The V Word
Why is being vulnerable a bad thing? Yes, if we’re talking about the primitive days, survival instinct kicks in if we are threatened – i.e. vulnerability is bad, it shows weakness. But in this day in age, is it really bad?
At 21, I had my heart slowly ripped to shreds. My first kiss and I reconnected in college, and I fell madly in love with him. And I use madly for a reason. We were crazy. He had complete control over me and I over him.
Although there were many very tender moments, looking back, I was selfish, ego driven and wasn’t vulnerable – I would make him show me he loved me through petty things – changing plans on him, wanting him to be a certain way, and giving him the cold shoulder if he did something I didn’t like. Although not to the same extent, he would do similar things to me. At the end, we broke each other’s heart until there was nothing left to come back to. How I handled this can be described in one word. Poorly.
For years following the relationship’s demise, I cried uncontrollably, numbed my feelings with alcohol, and avoided opening myself up to another relationship. I once had someone I was seeing tell me “Aliza, I see you falling for me and then you close up like a brick wall.” He was incredibly perceptive, and I continued doing this for 10+ years after the ‘04 fall of Aliza.
Researcher and author, Brené Brown, describes in one of her Ted Talks, “Connection is why we’re here. It’s what gives purpose and meaning to our lives. This is what it’s all about. It doesn’t matter if you talk to people who work in social justice, mental health or abuse and neglect. The ability to feel connected is neurobiological – that’s how we’re wired.” Needless to say, although in friendships and family I found deep connections, I avoided this at all costs in my romantic relationships.
Connection is why we’re here. It’s what gives purpose and meaning to our lives. This is what it’s all about. It doesn’t matter if you talk to people who work in social justice, mental health or abuse and neglect. The ability to feel connected is neurobiological – that’s how we’re wired.
For whatever reason, I felt I needed to be perfect and held Zack to an unattainable standard too. I needed to exude a sense of perfection and have that perfect relationship with the perfect person. Spoiler alert, he, like me and everyone else, had flaws.

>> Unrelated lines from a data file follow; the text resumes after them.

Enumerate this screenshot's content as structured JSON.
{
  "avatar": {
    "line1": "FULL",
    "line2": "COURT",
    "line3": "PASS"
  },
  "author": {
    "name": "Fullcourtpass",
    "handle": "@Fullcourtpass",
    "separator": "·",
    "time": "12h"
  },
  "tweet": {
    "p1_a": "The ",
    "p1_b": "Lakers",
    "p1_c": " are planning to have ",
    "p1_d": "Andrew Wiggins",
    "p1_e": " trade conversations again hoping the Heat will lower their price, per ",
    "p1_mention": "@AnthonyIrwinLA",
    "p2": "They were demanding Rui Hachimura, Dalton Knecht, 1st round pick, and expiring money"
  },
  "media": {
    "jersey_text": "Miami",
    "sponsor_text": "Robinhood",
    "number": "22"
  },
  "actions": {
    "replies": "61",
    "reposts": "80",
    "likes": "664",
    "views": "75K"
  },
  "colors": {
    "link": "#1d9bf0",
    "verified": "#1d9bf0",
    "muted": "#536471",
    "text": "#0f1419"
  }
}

I don’t know if it was my background as the granddaughter-of-a-Southern-Baptist-minister or my type-A everything has to be perfect mentality growing up, but it took me a long time to allow someone to see the true, authentic me. I was lucky to have friends who would be raw with me, opening up so I felt comfortable showing my weaknesses and imperfections, subsequently deepening our relationships. You know what that is? To paraphrase Brown, vulnerability is what makes us worthy. It’s the courage to be imperfect, compassion with yourself and enables deep connections between individuals. What makes you vulnerable makes you beautiful, e.g. the willingness to say I love you first and invest in a relationship that may not work out. Something that took me 30 years to realize – I am enough, flaws and all. It’s ok to say out loud to people “I have no idea what I’m doing,” crying when it feels right, and asking for help – showing the authentic, vulnerable you.